The larger South Korean hospitals are more sophisticated and largely digital, but they want to take things to the smart-hospital level. They want to leverage robotics, AI, and voice recognition. There are some barriers to the latter: Korean voice recognition faces challenges because current tools recognize around only 20% of Korean words as opposed to 90% of English words.

These hospitals also wanted more mobile applications—a trend that is pretty global. We hear about mobile functionality a lot, and providers all over the world are talking about it. They want it, but nobody has really delivered it yet or even figured it out. And there are some regulatory limitations that are preventing progress.

One Korean hospital we visited had a command center in which they could monitor all the patients in the hospital, which was pretty cool and innovative.

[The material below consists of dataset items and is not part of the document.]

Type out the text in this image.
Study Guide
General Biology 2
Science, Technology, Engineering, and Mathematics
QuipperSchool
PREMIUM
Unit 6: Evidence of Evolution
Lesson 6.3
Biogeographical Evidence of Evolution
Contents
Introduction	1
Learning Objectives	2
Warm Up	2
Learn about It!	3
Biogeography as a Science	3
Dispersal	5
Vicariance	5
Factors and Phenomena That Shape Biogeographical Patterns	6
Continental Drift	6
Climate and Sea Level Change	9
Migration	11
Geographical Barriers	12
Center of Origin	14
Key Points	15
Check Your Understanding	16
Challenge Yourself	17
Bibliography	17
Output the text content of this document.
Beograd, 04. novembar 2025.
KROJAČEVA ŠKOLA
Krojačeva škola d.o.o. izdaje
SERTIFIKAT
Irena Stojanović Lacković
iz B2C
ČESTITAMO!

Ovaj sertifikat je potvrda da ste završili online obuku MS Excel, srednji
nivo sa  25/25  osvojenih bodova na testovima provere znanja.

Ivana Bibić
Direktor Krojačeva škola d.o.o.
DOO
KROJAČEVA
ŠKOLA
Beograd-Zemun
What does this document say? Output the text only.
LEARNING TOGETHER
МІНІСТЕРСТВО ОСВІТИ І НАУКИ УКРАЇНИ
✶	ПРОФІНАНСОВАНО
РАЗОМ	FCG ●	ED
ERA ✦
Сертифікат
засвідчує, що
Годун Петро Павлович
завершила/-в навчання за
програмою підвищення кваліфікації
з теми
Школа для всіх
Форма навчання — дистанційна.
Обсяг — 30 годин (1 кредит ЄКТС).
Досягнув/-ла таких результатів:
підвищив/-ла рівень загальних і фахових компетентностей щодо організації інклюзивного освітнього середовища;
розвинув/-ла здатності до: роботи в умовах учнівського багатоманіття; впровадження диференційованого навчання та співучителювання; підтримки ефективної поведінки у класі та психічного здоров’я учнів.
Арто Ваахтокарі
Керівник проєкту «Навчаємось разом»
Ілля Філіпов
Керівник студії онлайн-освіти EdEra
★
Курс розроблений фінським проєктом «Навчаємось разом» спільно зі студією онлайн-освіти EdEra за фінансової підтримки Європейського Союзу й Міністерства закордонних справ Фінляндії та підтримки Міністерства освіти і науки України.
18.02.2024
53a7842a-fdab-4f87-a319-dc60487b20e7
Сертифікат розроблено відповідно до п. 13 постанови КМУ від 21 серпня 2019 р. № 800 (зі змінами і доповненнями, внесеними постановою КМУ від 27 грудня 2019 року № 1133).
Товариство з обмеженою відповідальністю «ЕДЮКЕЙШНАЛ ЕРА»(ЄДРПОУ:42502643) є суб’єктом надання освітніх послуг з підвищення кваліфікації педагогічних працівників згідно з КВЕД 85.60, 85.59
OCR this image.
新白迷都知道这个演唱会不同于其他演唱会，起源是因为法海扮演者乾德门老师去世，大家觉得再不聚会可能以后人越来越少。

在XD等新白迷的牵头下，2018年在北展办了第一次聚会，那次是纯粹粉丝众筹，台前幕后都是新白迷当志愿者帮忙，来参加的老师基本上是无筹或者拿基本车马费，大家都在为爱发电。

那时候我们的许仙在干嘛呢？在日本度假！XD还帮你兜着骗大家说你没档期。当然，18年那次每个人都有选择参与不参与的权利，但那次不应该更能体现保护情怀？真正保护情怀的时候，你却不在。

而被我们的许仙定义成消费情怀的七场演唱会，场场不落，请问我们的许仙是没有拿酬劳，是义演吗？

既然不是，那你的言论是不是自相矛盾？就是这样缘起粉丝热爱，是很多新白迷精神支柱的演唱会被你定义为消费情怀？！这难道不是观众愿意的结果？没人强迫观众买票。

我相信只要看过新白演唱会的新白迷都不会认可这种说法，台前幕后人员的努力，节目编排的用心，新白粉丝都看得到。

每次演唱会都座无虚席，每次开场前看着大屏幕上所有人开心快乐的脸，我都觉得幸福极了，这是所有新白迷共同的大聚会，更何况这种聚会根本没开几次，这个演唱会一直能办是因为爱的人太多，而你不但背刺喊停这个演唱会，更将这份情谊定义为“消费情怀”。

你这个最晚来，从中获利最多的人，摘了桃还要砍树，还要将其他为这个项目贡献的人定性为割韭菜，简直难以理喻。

They also had a lot of kiosks to improve the patient experience during check-in and to give the patients all the details they would need right off the bat. The desire to improve patient engagement is a global desire.

The Global Arch Collaborative

Many providers in China, Korea, and Southeast Asia were keen to know how to implement and optimize their own digital health solutions and were very interested in the Arch Collaborative findings we shared. Southeast Asia and South Korea may be very different in terms of their technological progress, but that just shows that it does not really matter where health systems are in their digital journeys. The findings within the Arch Collaborative can apply to almost any system, which is incredible.